California legislation limiting self-insured small employer medical stop loss coverage moves forward
California lawmakers are concerned a trend of small employers self insuring their employee health benefits and purchasing stop loss coverage for cases when a given worker incurs high medical bills will play havoc with the state’s small group health insurance market. The chief concern is the arrangement will further reduce an already shrinking and distressed market segment and foster adverse selection as the state prepares to bolster the market starting in 2014 with a Small Business Health Options Program (SHOP) offered through the California Health Benefit Exchange.
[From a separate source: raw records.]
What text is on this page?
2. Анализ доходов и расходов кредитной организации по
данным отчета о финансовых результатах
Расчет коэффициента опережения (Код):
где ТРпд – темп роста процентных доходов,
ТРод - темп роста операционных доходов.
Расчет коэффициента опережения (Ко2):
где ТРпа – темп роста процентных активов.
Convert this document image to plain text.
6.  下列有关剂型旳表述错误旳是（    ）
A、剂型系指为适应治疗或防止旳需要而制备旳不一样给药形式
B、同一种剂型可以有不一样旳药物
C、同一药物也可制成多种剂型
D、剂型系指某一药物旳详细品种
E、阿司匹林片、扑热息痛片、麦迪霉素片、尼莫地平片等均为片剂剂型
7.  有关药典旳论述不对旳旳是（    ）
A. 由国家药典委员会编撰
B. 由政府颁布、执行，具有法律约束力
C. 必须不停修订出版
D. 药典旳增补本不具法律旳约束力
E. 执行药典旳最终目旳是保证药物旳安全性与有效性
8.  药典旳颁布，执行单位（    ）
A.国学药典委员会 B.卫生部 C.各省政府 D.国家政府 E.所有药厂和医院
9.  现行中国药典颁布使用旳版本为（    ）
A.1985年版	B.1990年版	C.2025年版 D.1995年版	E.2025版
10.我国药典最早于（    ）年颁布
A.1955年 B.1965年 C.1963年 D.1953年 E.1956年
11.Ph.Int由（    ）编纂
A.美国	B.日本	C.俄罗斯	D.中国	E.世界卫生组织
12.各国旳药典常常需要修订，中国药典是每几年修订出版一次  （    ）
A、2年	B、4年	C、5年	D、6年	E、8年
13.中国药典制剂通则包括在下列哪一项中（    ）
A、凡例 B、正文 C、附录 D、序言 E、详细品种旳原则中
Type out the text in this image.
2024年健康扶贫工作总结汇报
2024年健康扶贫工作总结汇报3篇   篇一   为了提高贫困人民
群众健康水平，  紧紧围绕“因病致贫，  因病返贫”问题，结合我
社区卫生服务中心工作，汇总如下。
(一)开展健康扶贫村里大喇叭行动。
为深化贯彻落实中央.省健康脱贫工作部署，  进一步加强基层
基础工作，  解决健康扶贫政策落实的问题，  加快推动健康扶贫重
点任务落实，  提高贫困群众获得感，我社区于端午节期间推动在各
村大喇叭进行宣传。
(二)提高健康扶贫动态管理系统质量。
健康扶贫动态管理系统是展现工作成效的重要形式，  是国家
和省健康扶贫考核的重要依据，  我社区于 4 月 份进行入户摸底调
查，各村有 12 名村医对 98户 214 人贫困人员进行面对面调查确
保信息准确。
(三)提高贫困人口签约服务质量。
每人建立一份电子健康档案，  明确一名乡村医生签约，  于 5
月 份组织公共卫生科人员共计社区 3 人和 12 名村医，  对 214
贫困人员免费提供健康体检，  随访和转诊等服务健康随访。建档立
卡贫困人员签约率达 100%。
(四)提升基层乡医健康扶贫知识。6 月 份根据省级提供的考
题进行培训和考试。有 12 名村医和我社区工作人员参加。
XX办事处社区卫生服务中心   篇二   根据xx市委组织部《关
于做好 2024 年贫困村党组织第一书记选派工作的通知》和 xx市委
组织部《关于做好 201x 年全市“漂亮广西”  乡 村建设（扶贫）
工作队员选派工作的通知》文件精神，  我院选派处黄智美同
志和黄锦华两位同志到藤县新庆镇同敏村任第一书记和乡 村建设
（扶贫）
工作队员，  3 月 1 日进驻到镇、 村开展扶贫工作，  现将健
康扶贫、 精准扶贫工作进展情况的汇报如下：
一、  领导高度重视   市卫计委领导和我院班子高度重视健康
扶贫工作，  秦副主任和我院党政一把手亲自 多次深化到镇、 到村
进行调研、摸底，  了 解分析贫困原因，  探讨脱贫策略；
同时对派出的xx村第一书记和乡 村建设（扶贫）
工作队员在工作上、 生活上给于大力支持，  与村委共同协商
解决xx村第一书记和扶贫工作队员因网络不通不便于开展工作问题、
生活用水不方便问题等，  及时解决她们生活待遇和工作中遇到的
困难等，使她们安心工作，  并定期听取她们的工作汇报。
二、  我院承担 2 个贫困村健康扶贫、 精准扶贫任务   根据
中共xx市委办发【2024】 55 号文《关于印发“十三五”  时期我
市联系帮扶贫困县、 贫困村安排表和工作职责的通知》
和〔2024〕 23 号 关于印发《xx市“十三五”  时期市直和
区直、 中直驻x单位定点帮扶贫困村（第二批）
Lawmakers are responding by imposing restrictions on medical stop loss coverage with SB 1431, legislation sponsored by California Insurance Commissioner Dave Jones and approved this week by the Senate Health Committee setting higher attachment points for the insurance. Stop loss coverage has been reportedly offered with attachment points as low as $10,000 to $20,000. Combined with a $1,000 to $2,000 deductible, employers would be responsible for an employee’s medical bills in a relatively narrow window above the employee deductible and below the stop loss attachment point. Stop loss insurance kicks in when an employee’s medical costs exceed the attachment point.
“SB 1431 is necessary to prevent the state’s small group market from falling victim to adverse selection and unsustainable premium levels and protecting California’s small businesses, its employees, and the success of the post-ACA (Affordable Care Act) insurance market,” the committee’s analysis notes.